Strength in exports, retail sales and the property market has helped spur growth, putting China in a better position to tackle problems including a sharp climb in debt, severe pollution and other problems.
But that growth has come at a high price: rising borrowing that has triggered downgrades of China’s sovereign debt rating by credit rating agencies; severe pollution of China’s air, water and soil; and persistent social problems associated with the movement of tens of millions of workers to cities who had little choice but to leave their children in their hometowns. President Xi Jinping signaled at an important Communist Party meeting in October that he wanted to address some of these chronic problems and that the country should no longer emphasize maximizing economic growth at almost any cost.
A Strange Stability
China annual economic output results have grown increasingly smooth in recent years compared with those from the United States.
China’s annual growth figures have long been quite steady. Other large countries have had somewhat steadier growth than usual in the last several years. But China’s quarterly growth figures are suspiciously smooth, unlike quarterly growth in many other countries.
Politics are a major reason. Local officials often face pressure to meet targets from the central government. At the first hint of economic weakness, they have tended to step up spending to stabilize economic output.

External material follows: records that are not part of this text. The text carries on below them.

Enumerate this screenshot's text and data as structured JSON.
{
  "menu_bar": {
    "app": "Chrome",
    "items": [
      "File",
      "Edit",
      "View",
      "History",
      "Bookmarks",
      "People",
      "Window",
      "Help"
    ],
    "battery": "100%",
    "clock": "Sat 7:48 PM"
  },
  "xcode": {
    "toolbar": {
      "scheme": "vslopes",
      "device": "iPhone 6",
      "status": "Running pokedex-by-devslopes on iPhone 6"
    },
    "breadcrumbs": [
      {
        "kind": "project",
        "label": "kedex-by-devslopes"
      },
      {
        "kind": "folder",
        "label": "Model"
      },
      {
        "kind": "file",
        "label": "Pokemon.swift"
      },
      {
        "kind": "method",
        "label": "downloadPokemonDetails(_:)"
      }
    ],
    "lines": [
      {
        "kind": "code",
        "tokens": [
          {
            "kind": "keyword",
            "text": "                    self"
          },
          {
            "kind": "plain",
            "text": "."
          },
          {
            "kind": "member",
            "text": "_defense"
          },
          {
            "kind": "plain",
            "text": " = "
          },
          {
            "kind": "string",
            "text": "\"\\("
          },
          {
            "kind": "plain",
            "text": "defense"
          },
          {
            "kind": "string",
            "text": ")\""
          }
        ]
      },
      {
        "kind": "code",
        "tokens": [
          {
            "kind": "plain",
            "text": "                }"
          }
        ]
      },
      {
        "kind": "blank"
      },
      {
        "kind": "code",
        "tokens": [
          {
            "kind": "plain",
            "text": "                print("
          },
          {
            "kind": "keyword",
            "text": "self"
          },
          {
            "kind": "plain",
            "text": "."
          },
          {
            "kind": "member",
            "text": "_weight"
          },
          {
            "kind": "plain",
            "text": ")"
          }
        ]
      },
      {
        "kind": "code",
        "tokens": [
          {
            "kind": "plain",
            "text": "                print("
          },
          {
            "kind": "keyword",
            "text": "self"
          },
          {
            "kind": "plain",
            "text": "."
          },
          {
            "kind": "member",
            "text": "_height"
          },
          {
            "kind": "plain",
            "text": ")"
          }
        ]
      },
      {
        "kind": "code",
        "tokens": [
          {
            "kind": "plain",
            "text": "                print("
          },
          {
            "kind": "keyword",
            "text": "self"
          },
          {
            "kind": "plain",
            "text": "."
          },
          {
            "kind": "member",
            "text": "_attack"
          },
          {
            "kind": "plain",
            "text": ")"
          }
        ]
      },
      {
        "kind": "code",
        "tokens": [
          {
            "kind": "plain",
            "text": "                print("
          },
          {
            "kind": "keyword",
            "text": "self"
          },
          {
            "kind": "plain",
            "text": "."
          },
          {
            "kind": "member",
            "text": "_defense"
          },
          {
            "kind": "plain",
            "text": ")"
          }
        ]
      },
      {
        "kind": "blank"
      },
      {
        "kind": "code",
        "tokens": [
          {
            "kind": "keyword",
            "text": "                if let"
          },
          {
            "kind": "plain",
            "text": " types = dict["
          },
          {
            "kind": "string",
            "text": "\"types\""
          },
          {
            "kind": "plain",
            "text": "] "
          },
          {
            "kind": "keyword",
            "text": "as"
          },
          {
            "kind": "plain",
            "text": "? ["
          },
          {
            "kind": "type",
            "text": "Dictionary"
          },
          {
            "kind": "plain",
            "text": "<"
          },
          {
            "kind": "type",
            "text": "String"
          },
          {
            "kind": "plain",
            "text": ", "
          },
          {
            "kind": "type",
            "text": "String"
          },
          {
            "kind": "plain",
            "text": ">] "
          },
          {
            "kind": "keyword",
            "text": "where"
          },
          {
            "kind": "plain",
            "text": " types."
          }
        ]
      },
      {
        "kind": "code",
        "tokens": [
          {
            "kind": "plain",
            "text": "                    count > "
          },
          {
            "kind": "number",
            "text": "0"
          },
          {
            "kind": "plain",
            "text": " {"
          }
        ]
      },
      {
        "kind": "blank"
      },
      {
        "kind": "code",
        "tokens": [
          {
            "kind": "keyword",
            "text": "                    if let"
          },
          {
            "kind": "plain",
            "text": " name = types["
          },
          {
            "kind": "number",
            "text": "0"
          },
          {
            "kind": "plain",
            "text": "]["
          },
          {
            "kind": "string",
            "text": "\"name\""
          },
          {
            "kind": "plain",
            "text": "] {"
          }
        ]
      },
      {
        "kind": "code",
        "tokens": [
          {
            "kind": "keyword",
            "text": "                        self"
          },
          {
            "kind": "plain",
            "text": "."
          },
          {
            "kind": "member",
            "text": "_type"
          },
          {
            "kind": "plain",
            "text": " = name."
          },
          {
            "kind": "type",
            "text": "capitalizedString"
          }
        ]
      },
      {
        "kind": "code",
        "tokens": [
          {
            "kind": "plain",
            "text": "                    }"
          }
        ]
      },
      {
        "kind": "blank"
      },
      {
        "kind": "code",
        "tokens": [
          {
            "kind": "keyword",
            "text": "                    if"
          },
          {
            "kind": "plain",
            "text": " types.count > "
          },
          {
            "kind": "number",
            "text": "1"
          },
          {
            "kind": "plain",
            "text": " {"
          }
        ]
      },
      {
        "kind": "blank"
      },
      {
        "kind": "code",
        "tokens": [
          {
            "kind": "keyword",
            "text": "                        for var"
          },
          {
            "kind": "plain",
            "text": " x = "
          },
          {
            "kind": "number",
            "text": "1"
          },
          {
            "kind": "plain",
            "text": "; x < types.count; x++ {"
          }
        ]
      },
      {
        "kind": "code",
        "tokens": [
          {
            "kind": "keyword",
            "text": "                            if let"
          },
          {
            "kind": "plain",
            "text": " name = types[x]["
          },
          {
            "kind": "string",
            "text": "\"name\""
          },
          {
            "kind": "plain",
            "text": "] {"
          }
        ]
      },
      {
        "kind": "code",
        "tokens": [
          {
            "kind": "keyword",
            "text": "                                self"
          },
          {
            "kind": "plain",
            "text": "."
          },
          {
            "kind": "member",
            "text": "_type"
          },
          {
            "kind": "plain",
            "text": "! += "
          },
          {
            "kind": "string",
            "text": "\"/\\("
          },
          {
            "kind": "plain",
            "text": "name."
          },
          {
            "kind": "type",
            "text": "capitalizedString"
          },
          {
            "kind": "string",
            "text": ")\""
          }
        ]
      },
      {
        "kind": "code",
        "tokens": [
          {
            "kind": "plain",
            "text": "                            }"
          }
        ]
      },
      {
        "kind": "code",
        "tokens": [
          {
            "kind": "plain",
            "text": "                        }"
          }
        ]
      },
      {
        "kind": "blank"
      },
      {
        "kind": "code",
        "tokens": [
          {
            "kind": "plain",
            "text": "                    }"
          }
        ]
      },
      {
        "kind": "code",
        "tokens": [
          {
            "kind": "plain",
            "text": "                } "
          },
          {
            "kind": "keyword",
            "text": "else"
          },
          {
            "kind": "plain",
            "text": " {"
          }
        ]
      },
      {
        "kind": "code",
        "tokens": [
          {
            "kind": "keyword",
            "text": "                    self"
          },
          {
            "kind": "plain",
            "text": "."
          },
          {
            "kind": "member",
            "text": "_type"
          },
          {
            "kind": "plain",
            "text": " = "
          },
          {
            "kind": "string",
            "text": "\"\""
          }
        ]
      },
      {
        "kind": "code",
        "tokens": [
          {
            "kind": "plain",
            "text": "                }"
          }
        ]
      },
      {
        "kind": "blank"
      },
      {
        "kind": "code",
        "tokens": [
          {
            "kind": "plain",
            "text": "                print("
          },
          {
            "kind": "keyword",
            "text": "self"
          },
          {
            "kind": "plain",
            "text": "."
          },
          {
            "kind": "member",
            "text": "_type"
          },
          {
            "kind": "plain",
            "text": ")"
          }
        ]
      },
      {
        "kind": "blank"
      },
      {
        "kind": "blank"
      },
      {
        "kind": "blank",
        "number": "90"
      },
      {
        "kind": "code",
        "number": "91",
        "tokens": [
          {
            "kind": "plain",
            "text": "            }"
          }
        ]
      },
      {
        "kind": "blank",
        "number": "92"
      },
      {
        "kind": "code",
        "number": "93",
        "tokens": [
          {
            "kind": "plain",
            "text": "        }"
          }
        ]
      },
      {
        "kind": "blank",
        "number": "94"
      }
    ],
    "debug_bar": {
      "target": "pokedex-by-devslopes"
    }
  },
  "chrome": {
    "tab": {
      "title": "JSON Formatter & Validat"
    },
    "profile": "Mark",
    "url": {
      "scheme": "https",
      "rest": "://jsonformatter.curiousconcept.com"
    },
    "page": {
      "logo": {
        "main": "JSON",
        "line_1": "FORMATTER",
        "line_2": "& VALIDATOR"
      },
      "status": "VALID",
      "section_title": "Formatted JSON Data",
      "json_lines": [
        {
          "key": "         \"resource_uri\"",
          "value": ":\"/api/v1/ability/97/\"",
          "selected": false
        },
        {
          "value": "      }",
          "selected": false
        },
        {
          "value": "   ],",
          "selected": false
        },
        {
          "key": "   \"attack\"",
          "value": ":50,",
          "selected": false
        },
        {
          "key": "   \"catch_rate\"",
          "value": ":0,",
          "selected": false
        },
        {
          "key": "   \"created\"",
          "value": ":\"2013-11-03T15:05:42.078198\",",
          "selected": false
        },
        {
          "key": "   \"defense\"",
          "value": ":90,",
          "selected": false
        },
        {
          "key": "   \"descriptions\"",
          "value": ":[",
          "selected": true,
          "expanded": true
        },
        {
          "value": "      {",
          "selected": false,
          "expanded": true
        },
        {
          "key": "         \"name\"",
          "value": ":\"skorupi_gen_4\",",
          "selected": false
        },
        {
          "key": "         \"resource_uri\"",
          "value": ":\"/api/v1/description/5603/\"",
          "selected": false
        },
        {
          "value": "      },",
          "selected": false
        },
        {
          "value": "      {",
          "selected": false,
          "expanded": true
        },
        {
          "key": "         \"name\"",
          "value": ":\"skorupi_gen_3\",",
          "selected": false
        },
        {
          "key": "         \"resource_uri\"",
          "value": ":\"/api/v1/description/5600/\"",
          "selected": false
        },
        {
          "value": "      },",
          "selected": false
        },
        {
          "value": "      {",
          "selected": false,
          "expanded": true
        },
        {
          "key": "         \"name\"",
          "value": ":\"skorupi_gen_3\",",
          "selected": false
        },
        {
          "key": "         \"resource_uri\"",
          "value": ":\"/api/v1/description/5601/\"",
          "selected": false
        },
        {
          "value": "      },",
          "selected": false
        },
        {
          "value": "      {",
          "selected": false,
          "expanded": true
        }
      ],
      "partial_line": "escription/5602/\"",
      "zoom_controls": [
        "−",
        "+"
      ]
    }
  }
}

Increasingly, China is owning up to data shortcomings, particularly in provincial data. The region of Inner Mongolia revealed this month that two-fifths of the industrial production it reported for 2016 did not exist. A year ago, Liaoning Province in northeastern China revealed that local governments had padded their economic growth statistics from 2011 to 2014.
Tianjin, a sprawling metropolis, briefly posted on one of its official websites last week that previous data had been inflated. The post was quickly deleted.
Ning Jizhe, the director of the National Bureau of Statistics, said at a news conference on Thursday afternoon in Beijing that there had long been discrepancies between provincial and national data, but that the gap had been narrowing. “Local data will not influence the reliability of national statistics data,” he said.
It can work the other way, too: Some economists cite evidence that China also understates its growth during booms to smooth its results.
Slower Than Stated?
The Conference Board’s estimates for China’s economy show a more pronounced slowdown in growth than the official figures.
Economists who try to estimate actual growth tend to come up with lower numbers.
The Conference Board, a business group based in New York, takes Chinese data for agriculture, construction and easily counted services, like transportation, as accurate. It then adjusts the official data for irregularities in industrial production and in less easily counted services, like health care.
The result shows Chinese growth to be somewhat lower than reported, particularly in years with weak growth. At the same time, by understating the depth of the slowdown in 2015 and 2016, the official figures also appear to understate last year’s improvement.
The Conference Board’s results suggest the current uptick is real. But the board worries that much of the growth has come from recent lending, despite China’s already huge accumulation of debt in previous years.
“We think the recovery is real,” said Yuan Gao, the senior economist in the Beijing office of the Conference Board. “We’re just concerned that a lot of it is built on bad debt.”
Parsing the Numbers
A long-running effort to adjust official Chinese figures for year-over-year quarterly G.D.P. growth suggests the economy goes through booms and busts much more than reported.
Diana Choyleva, an economist at Enodo Economics in London, also produces growth figures that are below the official results.
Many economists, including Ms. Choyleva, believe Chinese officials understate how much prices rise in China. That tends to overstate growth.
She adjusts official figures based on price data and seasonality. She then finds that the Chinese economy tends to track Beijing’s stimulus efforts, which produce booms, and its moves to curb unsustainable lending, which produce slowdowns.
China’s statistical issues go beyond mere government meddling. The country’s economy is vast and quickly changing. Officials still struggle to catch up with years of growth and to modernize data-gathering practices.
“It’s just simplistic to say they lie or they don’t lie,” said Pauline Loong, the founder and managing director of Asia-analytica, a Hong Kong consulting firm specializing in mainland China. “They define their data differently, and they keep changing their definitions.”